I wonder if I am the only mom who gets this feeling. I suspect not. It was during the early discussions of impostor syndrome in academia that I realized I have an impostor-mom syndrome much worse than my academic one (or maybe i am growing slowly out of my academic one, i don’t know).
I keep thinking it must be that it took me so long and so much effort to conceive, that I feel like I somehow don’t deserve the gift that is my child. That maybe it was never meant to be and I pushed it by doing IVF. But the faithful, the believer in me knows this: being childless or having a child was never in my hands or control. I believe in God and I know He gives and He takes away and He chooses when and where and how. I imagine a teenage girl not intending to get pregnant would feel like an impostor-mom sometimes, like she was never ready for the responsibility. I imagine a woman who gets pregnant thru rape and not love would feel like an impostor mom. But why would I, someone who has wanted to be a mom for so long (since i first saw an image of a mom breastfeeding a child when i was 16) feel this way?
Sure, for years i talked myself out of it. I knew i might never be a mom and reconciled myself with it. Loved my cousin’s kids.
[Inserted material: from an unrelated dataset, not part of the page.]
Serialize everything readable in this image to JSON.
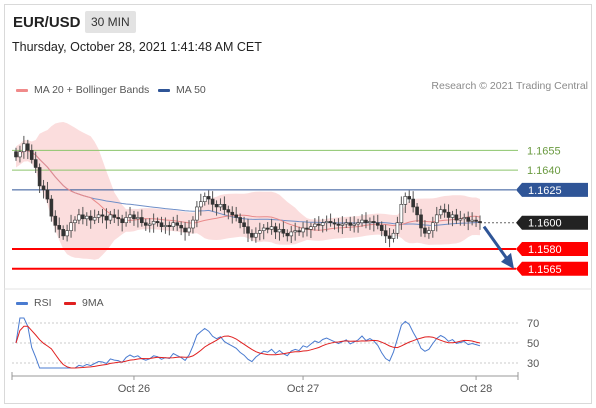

Considered adoption (not socially easy here in Egypt for many reasons; not something my husband or his family would have accepted).
And I think my compulsion to breastfeed came as a rebellious reaction to all the artificialness of IVF (and all the pain and suffering that came with it; wish i had been blogging back then), followed by C-section (i insisted i be kept awake thru it so i would see my child immediately and breastfeed her as soon as possible. It was also the only thing i would not have been able to do if i had adopted.
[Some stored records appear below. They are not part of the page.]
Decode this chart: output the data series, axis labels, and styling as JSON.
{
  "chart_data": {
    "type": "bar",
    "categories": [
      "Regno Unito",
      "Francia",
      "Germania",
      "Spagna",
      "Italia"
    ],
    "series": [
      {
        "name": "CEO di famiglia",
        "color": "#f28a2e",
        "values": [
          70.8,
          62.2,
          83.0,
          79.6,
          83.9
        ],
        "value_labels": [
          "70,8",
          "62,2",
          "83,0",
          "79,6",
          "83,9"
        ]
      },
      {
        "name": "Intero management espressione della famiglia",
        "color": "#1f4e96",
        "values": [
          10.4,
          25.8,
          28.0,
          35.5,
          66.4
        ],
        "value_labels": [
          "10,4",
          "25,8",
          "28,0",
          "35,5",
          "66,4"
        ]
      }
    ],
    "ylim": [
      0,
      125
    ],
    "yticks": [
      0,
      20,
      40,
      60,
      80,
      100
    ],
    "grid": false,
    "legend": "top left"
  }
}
People tell me I need to let go of my mom guilt and not let people influence how i see myself as a mom. Today, after discussion w my mom and husband (both doctors) and a colleague at work (also doctor) we realized my girl’s growth issues might be tied to another issue we know about in one eye (optic nerve and pituitary gland apparently anatomically close; will spare you the details). And then someone mentioned something about the “quality” of the egg/embryo and it hurt. Oh God it hurt. As if choosing to do IVF (which, arguably, means the strongest embryo gets implanted) might have resulted in a child that would have some developmental anomalies. To my knowledge, there are no stats to support this, that IVF kids have more abnormalities than normally-conceived kids.
I’m not dramatizing this. All my kid’s health issues are inshallah treatable and minor compared to the vast pool of difficult health problems amy child could have or develop. I am just commenting on the cruelty of being made to consider the possibility that my choice to push luck with IVF would result in pain of any kind for my child.
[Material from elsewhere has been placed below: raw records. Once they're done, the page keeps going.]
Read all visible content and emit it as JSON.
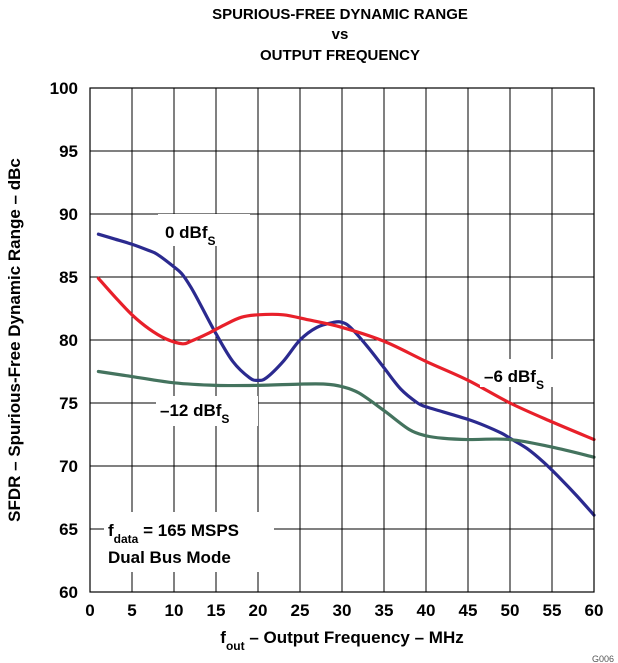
{
  "chart_data": {
    "type": "line",
    "title_lines": [
      "SPURIOUS-FREE DYNAMIC RANGE",
      "vs",
      "OUTPUT FREQUENCY"
    ],
    "xlabel": {
      "main": "f",
      "sub": "out",
      "rest": " – Output Frequency – MHz"
    },
    "ylabel": "SFDR – Spurious-Free Dynamic Range – dBc",
    "xlim": [
      0,
      60
    ],
    "ylim": [
      60,
      100
    ],
    "xticks": [
      0,
      5,
      10,
      15,
      20,
      25,
      30,
      35,
      40,
      45,
      50,
      55,
      60
    ],
    "yticks": [
      60,
      65,
      70,
      75,
      80,
      85,
      90,
      95,
      100
    ],
    "grid": true,
    "series": [
      {
        "name": "0 dBfS",
        "color": "#2b2a8f",
        "x": [
          1,
          3,
          5,
          7,
          8,
          10,
          11,
          12,
          13,
          15,
          17,
          19,
          20,
          21,
          23,
          25,
          27,
          29,
          30,
          31,
          33,
          35,
          37,
          39,
          40,
          42,
          45,
          47,
          49,
          50,
          52,
          54,
          56,
          58,
          60
        ],
        "y": [
          88.4,
          88.0,
          87.6,
          87.1,
          86.8,
          85.8,
          85.2,
          84.2,
          83.0,
          80.5,
          78.3,
          77.0,
          76.8,
          77.0,
          78.3,
          80.0,
          81.0,
          81.4,
          81.4,
          81.0,
          79.5,
          77.8,
          76.1,
          75.0,
          74.7,
          74.3,
          73.7,
          73.2,
          72.6,
          72.2,
          71.4,
          70.3,
          69.0,
          67.6,
          66.1
        ]
      },
      {
        "name": "−6 dBfS",
        "color": "#e8202a",
        "x": [
          1,
          3,
          5,
          7,
          9,
          11,
          12,
          14,
          16,
          18,
          20,
          23,
          26,
          30,
          35,
          40,
          45,
          50,
          55,
          60
        ],
        "y": [
          84.9,
          83.4,
          82.0,
          80.9,
          80.1,
          79.7,
          79.9,
          80.5,
          81.2,
          81.8,
          82.0,
          82.0,
          81.6,
          81.0,
          79.9,
          78.3,
          76.8,
          75.0,
          73.5,
          72.1
        ]
      },
      {
        "name": "−12 dBfS",
        "color": "#44735e",
        "x": [
          1,
          5,
          10,
          15,
          20,
          25,
          28,
          30,
          32,
          35,
          38,
          40,
          42,
          45,
          50,
          55,
          60
        ],
        "y": [
          77.5,
          77.1,
          76.6,
          76.4,
          76.4,
          76.5,
          76.5,
          76.3,
          75.8,
          74.4,
          72.9,
          72.4,
          72.2,
          72.1,
          72.1,
          71.5,
          70.7
        ]
      }
    ],
    "annotations": [
      {
        "main": "0 dBf",
        "sub": "S"
      },
      {
        "main": "–6 dBf",
        "sub": "S"
      },
      {
        "main": "–12 dBf",
        "sub": "S"
      }
    ],
    "note_lines": [
      {
        "main": "f",
        "sub": "data",
        "rest": " = 165 MSPS"
      },
      {
        "main": "Dual Bus Mode",
        "sub": "",
        "rest": ""
      }
    ],
    "figure_id": "G006"
  }
}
For the first 6 months of my daughter’s life, she slept on my chest. Otherwise she’d wake up in minutes. As she grew older we co-slept coz it made night nursing simpler; and still do after weaning (tho i don’t sleep much so am only beside her 5 hours or so)
And yet…motherhood is not what i expected. They use the word love to express how a parent feels towards a child but it is such a mild word, a bland one. We love chocolate or we love the color blue or we love country music. We don,t love our kids. Its so much more complex than that. Its a love full of pain. And sweetness. And terror. And anxiety. And elation.
And yet I am incapable of feeling satiated by this. I cant (yet) spend a full day with no one but my child and feel satisfied and happy. Intellectual stimulation is like food for me, or maybe even more important than food and sleep. Almost as much as I need my daughter’s hugs. Almost. Do other moms not feel guilty for this? Or do they not need this? I don’t know
Does parenting affect men’s identity the same way it affects women’s? I see men transformed by fatherhood all the time, but wonder if for them it is an augmentation when for women it is a struggle (or is it just me?)